Just my opinion after wrapping up a similar search. The horsey piece is my dream, and my husband is supportive, but it was not his top priority.
We both agreed that, living in New England, we wanted an old, historic home, so that took priority. It quickly became apparent that places advertised as "horse properties" in our price range were typically new construction, trailers, or somewhat dated mid-century construction. Our realtor told us that, in our area and in her experience, horse folks either put all their money into their barn and fencing, or they put money in their house. But they didn't put money in both. I would say that was born out in our search. We saw some gorgeous barns all up-and-ready, but the houses tended to be a mess and had lost all the historical features we were looking for. We also saw plenty of houses loaded with character, but with barns that were not ready for anything to live there.
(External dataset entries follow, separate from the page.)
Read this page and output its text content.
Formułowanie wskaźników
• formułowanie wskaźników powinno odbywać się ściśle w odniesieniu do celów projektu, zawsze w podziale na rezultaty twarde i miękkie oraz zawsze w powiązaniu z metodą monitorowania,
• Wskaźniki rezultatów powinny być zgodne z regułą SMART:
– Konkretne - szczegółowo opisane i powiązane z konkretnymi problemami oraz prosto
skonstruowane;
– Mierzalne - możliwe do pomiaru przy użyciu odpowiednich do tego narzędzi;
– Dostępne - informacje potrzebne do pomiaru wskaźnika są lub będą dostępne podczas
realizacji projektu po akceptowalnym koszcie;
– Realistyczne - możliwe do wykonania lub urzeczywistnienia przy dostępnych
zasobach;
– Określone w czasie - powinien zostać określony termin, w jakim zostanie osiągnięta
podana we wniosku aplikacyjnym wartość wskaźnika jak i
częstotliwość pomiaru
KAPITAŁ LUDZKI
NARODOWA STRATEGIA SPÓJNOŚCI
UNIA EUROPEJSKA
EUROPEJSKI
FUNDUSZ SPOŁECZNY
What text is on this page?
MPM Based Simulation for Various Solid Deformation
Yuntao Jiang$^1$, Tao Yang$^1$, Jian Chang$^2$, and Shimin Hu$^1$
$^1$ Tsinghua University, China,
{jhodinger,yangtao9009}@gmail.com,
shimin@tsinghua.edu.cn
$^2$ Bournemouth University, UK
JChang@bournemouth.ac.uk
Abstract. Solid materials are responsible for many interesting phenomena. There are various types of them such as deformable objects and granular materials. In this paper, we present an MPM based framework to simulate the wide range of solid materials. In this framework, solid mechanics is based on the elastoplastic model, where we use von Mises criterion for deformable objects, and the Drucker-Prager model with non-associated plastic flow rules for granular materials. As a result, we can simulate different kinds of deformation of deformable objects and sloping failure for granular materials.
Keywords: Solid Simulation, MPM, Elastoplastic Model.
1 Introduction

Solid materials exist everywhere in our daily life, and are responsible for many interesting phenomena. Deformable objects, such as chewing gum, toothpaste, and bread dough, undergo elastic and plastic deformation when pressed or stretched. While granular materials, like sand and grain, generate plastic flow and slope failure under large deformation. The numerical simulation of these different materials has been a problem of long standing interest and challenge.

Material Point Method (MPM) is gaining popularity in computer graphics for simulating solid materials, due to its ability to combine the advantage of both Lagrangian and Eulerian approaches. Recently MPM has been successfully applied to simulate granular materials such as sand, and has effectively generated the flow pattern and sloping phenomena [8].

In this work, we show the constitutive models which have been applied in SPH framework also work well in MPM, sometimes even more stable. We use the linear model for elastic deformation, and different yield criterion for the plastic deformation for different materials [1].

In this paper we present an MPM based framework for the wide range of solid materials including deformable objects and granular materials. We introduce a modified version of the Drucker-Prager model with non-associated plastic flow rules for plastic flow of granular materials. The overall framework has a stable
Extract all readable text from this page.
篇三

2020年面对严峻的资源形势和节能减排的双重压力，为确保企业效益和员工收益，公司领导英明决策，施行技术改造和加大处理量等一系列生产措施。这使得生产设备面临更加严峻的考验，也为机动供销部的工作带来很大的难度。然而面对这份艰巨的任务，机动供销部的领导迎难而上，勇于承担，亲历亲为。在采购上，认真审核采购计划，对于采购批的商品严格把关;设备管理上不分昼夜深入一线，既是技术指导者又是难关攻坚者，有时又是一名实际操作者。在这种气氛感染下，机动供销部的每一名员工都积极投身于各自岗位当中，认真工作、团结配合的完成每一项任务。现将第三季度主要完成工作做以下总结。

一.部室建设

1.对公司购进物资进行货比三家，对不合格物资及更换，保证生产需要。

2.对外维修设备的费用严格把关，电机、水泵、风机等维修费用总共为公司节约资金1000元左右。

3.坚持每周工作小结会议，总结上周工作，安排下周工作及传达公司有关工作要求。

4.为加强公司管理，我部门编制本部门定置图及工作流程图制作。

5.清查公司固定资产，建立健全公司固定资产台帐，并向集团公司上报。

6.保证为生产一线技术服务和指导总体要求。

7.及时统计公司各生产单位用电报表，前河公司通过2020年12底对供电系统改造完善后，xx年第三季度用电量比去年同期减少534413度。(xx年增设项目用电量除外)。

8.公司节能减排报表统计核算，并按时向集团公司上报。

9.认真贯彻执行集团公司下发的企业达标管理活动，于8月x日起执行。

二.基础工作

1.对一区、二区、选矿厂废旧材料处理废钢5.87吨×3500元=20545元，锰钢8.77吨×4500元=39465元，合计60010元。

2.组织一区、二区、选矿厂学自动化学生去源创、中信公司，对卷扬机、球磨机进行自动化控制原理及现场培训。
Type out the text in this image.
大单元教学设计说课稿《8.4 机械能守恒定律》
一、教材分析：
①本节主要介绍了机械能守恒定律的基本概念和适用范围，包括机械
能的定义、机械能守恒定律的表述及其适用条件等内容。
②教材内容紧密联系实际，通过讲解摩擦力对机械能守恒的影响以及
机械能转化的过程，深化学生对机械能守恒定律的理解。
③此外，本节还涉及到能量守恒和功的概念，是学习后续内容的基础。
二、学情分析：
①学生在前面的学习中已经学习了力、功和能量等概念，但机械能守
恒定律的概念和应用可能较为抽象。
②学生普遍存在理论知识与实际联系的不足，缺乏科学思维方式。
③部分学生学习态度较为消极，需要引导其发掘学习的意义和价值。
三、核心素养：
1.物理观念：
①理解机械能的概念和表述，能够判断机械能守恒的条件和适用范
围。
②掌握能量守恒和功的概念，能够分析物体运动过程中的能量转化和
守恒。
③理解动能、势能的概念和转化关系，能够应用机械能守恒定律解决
In the end, we went for house first, buying a sweet 1790's cape that was impeccably cared for. Wouldn't you know, it is the only house we looked at that didn't even have a falling down barn to work with. There are 5.5 acres out back, so we will be starting from scratch on the barn & fencing in the next 1-1.5 years after the dust settles.
I don't write all that to say that the way we did it is the best- just that, in our experience in New Hampshire, getting the house we wanted with the barn and fencing we wanted wasn't really an option, so we had to initially choose one over the other (unless you approached 7 figures, which we were not in a position to do. I won't assume you aren't, so if you are, you probably have a much better chance to get what you want in both a house and a barn).
Through the barn where I ride, I've connected with someone's husband who owns a fence and landscaping company (with plenty of horse experience), and he was out here today to start clearing the debris from what will be the first pasture. I agree with the extension recommendation above- I am going to be talking to them next week for advice on how to start seeding the cleared area with a long-term goal of having usable pasture. The drainage issue will be the next conversation.
Good luck, and above all, have fun! Having recently moved from the Midwest (Michigan), my sense is that it's still a buyer's market there, so if you don't have immediate time pressure, my #1 piece of advice would be to be really honest with yourself about your priorities in both house and land, and look around to try to find what ticks most of the boxes. If you don't have to decide quickly, it's great to shop around some.